In what could turn out to be a watershed moment for the Indian automotive industry, India is set to sharply reduce import duties on cars from the European Union, as part of an upcoming Free Trade Agreement (FTA) between the two sides. According to a Reuters report, import tariffs on European cars will be cut to 40% from the current 70–110%, with a roadmap to bring duties down further to as low as 10% over time. The trade pact, which is being described as the “mother of all deals”, is expected to be formally announced as early as this week, following years of negotiations between India and the 27-nation EU bloc.
Limited quota, phased liberalisation
As per sources familiar with the talks, the reduced import duty will initially apply to a limited number of vehicles, estimated at around 200,000 cars annually, all priced above Euro 15,000 (around Rs 15.5 lakh). This quota-based approach is aimed at preventing a sudden surge of imports while still giving European manufacturers significantly improved access to the Indian market. Over time, the import duty is expected to be reduced further to 10%, marking the most aggressive tariff liberalisation India has ever undertaken in the passenger vehicle segment.

EVs excluded to protect domestic investments
Crucially, battery electric vehicles (EVs) will be excluded from these duty cuts for the first five years. This move is intended to protect the rapidly growing domestic EV ecosystem, particularly investments made by Indian manufacturers such as Tata Motors and Mahindra. After the initial five-year protection period, EVs are expected to follow a similar tariff-reduction trajectory.
Major boost for European automakers
The proposed changes are expected to significantly benefit European carmakers including Volkswagen, Mercedes-Benz, BMW, Renault and Stellantis. Many of these brands already manufacture vehicles locally but have long argued that high import duties limited their ability to bring in premium and niche models. Lower tariffs will allow manufacturers to price imported models more competitively, expand their portfolios, and test market demand before committing to deeper localisation and fresh investments.

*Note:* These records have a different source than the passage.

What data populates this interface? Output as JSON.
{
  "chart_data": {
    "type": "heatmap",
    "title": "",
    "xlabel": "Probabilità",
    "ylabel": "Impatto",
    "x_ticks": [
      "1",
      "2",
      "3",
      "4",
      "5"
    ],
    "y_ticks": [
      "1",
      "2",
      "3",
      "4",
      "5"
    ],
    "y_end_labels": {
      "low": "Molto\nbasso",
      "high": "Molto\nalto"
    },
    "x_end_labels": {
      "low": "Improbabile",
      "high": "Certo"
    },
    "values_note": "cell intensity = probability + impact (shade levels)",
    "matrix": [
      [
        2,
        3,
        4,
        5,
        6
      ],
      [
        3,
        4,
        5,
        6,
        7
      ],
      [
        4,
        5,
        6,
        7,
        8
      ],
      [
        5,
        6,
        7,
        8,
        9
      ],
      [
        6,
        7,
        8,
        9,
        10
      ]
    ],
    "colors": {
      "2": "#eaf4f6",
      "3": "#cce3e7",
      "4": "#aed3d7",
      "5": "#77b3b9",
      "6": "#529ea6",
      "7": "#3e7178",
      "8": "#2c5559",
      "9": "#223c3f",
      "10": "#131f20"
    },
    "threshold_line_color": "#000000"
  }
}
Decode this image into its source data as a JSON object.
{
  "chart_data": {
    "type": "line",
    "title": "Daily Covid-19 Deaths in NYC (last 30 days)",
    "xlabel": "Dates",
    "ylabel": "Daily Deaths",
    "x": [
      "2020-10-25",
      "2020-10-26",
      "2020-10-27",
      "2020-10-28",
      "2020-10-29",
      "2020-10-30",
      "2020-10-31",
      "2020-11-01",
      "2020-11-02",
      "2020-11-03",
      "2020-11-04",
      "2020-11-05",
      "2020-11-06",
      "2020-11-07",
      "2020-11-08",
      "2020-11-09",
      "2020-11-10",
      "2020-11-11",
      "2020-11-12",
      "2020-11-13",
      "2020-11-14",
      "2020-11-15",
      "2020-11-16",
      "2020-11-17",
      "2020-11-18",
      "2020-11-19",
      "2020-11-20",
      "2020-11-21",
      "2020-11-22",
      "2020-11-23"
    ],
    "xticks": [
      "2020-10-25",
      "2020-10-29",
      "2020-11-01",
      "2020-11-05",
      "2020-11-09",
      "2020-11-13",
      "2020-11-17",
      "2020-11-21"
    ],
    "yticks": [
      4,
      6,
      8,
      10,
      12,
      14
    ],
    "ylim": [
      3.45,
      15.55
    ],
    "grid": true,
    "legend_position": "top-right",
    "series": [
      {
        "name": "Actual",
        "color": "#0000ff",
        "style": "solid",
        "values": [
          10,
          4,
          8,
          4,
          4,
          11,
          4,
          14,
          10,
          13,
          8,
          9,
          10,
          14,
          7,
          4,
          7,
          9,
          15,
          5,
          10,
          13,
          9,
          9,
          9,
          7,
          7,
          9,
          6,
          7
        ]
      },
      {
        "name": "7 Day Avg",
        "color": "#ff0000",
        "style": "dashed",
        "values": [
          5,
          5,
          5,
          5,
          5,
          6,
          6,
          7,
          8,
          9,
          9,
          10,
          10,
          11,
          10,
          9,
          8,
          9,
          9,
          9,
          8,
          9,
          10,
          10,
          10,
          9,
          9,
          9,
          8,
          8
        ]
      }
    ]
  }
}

Strategic shift for India’s auto sector
India is currently the world’s third-largest car market, selling around 4.4 million vehicles annually, yet remains one of the most protected automotive markets globally. Imported cars face some of the highest duties in the world — a policy frequently criticised by global auto executives, including Tesla CEO Elon Musk.
With the Indian car market projected to grow to 6 million units annually by 2030, the government’s move signals a measured shift towards controlled liberalisation. While the market opens up to global competition, safeguards like quotas and EV exclusions ensure domestic manufacturers are not immediately exposed to disruptive shocks.
Trade-offs beyond automobiles
For India, lowering car tariffs is a strategic concession aimed at securing broader trade benefits. The EU trade deal is expected to improve access for Indian exports such as textiles and jewellery, sectors that have been impacted by higher tariffs in other global markets.
What it means for buyers
If implemented as outlined, the deal could eventually lead to significantly lower prices for imported European cars, particularly in the premium and luxury segments like Mercedes Benz, Audi, BMW, Jaguar Land Rover and Volvo. While mass-market vehicles may remain largely unaffected in the short term, the long-term impact could reshape India’s automotive landscape by increasing choice, competition and technology inflow. If finalised, this agreement will mark a historic turning point — opening India’s car market wider than ever before, while balancing growth, protection and long-term competitiveness.